Some customers push their content to Diversified then allow them to handle the deployment, a move that “adds a level of insulation.”
That might be especially important in mission critical applications, including digital menu boards at quick-serve restaurants, where integrators can ensure there’s redundancy built in to the installation, says Leedy.
Goldberg knows most digital signage is part of a viewer’s journey and not usually their destination, so “you want to have a good feel for your viewers. You want to enhance their journey. Digital signage represents a call to action or a place to get information.”
When it comes to digital menu boards, Goldberg likes to see the local franchisee have some leeway to control the content themselves.
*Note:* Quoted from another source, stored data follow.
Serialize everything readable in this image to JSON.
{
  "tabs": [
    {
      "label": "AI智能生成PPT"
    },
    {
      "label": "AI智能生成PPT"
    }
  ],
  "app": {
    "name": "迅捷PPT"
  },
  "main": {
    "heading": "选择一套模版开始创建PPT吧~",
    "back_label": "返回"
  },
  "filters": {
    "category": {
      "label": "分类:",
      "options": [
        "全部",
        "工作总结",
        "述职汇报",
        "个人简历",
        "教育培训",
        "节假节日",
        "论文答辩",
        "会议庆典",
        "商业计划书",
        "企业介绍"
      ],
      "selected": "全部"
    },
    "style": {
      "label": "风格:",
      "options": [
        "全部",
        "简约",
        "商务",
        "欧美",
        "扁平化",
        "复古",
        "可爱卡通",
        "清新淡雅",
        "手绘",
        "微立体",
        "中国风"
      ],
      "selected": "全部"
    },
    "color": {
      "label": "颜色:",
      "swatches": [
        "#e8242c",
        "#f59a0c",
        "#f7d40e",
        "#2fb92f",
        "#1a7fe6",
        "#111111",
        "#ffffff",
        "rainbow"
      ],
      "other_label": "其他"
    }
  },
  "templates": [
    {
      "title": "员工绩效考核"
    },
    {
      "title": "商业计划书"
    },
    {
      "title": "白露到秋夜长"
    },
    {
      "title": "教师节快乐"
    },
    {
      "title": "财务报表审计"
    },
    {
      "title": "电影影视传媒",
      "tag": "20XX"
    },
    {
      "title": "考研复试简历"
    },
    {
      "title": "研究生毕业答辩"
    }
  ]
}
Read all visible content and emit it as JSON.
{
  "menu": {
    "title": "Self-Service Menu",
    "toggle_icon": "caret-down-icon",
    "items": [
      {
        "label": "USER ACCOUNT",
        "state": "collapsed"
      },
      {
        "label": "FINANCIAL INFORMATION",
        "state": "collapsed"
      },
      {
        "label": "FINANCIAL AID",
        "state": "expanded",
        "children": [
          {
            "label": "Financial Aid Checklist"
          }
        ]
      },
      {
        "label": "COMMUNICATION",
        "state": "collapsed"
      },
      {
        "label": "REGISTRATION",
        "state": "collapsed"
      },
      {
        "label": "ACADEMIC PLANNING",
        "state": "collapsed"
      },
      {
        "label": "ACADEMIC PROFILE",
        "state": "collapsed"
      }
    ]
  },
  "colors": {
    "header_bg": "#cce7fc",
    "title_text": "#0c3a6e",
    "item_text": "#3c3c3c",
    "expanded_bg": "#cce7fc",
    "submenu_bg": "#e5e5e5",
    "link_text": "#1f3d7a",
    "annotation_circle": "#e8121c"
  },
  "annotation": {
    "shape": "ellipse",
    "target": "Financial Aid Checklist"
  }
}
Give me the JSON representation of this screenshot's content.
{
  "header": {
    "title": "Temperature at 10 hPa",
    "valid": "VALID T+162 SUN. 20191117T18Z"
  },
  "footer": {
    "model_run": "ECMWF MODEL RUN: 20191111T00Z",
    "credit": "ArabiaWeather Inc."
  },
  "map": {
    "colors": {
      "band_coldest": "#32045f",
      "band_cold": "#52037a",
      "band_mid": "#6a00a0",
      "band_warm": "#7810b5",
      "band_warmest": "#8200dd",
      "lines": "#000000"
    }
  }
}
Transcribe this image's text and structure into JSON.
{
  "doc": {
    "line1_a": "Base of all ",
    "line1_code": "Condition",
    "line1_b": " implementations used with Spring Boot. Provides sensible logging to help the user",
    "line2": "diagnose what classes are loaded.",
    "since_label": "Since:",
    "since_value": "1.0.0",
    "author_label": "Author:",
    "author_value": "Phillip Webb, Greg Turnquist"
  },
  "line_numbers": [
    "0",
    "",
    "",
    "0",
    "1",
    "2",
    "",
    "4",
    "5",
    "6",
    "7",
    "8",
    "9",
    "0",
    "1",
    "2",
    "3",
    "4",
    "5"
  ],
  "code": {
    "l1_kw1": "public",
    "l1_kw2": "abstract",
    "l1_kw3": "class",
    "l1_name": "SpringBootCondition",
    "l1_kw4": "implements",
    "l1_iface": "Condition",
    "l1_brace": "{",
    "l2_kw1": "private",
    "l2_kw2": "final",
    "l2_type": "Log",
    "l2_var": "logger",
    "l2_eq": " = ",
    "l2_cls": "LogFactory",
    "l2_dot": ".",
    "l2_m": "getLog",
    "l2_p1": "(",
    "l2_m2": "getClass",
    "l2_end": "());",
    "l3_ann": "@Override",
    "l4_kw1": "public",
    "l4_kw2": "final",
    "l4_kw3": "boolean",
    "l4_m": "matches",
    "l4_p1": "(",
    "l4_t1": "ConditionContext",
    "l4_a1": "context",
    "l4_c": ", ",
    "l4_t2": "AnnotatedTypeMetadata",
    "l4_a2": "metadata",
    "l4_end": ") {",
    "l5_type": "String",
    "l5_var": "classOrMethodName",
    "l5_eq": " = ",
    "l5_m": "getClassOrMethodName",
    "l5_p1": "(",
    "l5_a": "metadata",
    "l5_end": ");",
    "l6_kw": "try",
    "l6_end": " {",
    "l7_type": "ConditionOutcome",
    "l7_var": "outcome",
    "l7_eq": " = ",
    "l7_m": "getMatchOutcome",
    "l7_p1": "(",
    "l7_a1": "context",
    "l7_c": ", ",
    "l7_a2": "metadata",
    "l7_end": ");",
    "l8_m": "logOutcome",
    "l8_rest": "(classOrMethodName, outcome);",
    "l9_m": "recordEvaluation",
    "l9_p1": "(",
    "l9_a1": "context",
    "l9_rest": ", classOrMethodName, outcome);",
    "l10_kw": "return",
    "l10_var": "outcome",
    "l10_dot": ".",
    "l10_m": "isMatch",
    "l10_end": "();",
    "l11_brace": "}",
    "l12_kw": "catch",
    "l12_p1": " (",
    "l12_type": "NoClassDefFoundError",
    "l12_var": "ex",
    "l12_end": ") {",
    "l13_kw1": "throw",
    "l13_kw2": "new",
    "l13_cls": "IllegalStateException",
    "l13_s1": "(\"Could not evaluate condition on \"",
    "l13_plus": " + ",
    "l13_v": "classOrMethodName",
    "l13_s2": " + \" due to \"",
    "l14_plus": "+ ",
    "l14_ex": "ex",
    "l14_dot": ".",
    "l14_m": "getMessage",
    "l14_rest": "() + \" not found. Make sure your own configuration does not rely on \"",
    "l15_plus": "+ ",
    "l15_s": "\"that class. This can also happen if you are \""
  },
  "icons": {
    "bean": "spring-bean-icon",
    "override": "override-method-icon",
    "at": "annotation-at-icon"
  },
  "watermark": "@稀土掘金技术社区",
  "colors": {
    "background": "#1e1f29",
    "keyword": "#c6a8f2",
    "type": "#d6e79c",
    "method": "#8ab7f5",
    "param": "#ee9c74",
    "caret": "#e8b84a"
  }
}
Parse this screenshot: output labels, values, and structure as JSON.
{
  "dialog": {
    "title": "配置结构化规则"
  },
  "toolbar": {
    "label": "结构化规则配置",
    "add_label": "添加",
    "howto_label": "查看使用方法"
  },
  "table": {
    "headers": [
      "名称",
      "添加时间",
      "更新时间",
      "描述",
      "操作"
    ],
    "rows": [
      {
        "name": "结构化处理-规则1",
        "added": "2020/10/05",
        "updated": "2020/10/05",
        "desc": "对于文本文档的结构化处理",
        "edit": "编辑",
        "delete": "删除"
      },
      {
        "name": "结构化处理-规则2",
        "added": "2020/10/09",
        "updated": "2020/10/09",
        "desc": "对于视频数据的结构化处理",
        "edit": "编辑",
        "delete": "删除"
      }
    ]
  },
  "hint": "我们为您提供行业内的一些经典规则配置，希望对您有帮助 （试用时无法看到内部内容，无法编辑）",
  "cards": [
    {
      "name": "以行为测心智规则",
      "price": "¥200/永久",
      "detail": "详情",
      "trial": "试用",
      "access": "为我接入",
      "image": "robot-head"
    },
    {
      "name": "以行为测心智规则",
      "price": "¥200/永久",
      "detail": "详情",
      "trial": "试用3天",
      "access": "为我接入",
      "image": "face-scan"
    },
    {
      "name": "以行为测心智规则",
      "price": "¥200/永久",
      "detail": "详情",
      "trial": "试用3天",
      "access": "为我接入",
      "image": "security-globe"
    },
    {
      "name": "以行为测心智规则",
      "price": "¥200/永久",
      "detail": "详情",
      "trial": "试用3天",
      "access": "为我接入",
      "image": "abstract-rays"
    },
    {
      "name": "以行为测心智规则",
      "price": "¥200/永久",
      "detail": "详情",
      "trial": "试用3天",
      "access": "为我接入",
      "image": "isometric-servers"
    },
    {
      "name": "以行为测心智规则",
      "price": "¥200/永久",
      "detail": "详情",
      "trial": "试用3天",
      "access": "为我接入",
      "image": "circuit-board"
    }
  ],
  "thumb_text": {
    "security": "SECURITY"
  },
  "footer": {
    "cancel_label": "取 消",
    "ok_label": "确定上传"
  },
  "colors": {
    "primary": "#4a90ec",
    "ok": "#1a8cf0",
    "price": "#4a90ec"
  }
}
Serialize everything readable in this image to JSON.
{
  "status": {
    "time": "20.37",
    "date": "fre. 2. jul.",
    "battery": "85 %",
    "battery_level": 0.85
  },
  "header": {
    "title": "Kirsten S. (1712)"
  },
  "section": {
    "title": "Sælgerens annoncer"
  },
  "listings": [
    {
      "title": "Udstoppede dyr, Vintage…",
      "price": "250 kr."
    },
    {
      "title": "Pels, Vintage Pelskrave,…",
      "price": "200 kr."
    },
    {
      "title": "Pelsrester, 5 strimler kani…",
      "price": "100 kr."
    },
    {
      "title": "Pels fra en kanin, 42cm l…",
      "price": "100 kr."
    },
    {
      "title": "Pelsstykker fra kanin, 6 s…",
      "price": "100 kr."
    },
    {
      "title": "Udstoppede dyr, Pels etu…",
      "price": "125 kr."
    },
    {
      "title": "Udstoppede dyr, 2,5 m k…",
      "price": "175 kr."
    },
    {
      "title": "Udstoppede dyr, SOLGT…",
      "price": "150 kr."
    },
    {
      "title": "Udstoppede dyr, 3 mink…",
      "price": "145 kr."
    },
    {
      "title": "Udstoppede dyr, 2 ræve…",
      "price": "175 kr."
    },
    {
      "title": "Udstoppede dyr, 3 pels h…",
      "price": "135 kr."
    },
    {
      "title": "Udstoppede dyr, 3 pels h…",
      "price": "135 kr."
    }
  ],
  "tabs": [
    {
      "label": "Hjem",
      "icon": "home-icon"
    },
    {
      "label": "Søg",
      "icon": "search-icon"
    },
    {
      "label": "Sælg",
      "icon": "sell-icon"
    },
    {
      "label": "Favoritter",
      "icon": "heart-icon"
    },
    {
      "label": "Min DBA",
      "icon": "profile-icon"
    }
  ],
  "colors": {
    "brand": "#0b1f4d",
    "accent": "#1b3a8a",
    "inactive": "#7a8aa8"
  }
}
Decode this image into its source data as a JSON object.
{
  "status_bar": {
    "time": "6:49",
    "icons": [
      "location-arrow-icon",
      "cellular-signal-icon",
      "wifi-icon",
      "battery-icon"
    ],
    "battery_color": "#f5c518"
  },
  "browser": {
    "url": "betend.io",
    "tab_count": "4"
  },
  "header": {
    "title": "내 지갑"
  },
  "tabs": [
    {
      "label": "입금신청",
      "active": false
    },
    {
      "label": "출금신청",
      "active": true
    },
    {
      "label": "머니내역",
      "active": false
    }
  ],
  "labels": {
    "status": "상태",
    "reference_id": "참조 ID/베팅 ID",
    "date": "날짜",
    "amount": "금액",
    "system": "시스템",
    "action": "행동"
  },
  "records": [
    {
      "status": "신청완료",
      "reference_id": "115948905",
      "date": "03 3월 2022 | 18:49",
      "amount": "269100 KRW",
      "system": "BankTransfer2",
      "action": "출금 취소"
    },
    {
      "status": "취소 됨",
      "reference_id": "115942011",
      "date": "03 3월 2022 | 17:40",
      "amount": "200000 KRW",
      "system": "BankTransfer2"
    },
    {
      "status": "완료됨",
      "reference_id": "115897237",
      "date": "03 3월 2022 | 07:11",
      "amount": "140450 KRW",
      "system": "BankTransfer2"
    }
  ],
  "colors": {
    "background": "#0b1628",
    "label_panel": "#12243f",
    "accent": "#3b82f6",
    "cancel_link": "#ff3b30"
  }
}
That way, they can add regional specialties and optional items.
“It’s very rare for two stores in the same chain to offer the same things at the same time,” he says. “If you say you have coffee and you don’t, that’s a problem.”
NEC keeps a list of content creation firms handy for integrators to use, says Ventura, and they come in a variety of sizes and price ranges.
“It doesn’t matter how big or small you are,” says Ventura. “It matters about the talent.”
How to Subcontract for Digital Signage Content the Right Way
Having content creation in-house or subcontracting it to another firm “is really a matter of cost effectiveness and your ability to do it,” says Goldberg.
Service level agreements can help to allay any fears about farming out your content creation, he says.
“The onus is on you to plan and the onus is on them to have the resources available. You don’t get three strikes; you usually only get one,” he says.
Whether you can do your own content creation “has to do with your own internal bandwidth,” says Leedy.
Too many integrators try to take on too much when building a digital signage network, says Ventura, and that can often lead to project delays rather than simplifying the process.
“Don’t be afraid to work with other companies,” says Ventura.
“These companies know if the font is going to be too small. They know if the color won’t look right and they know if you have too much motion.”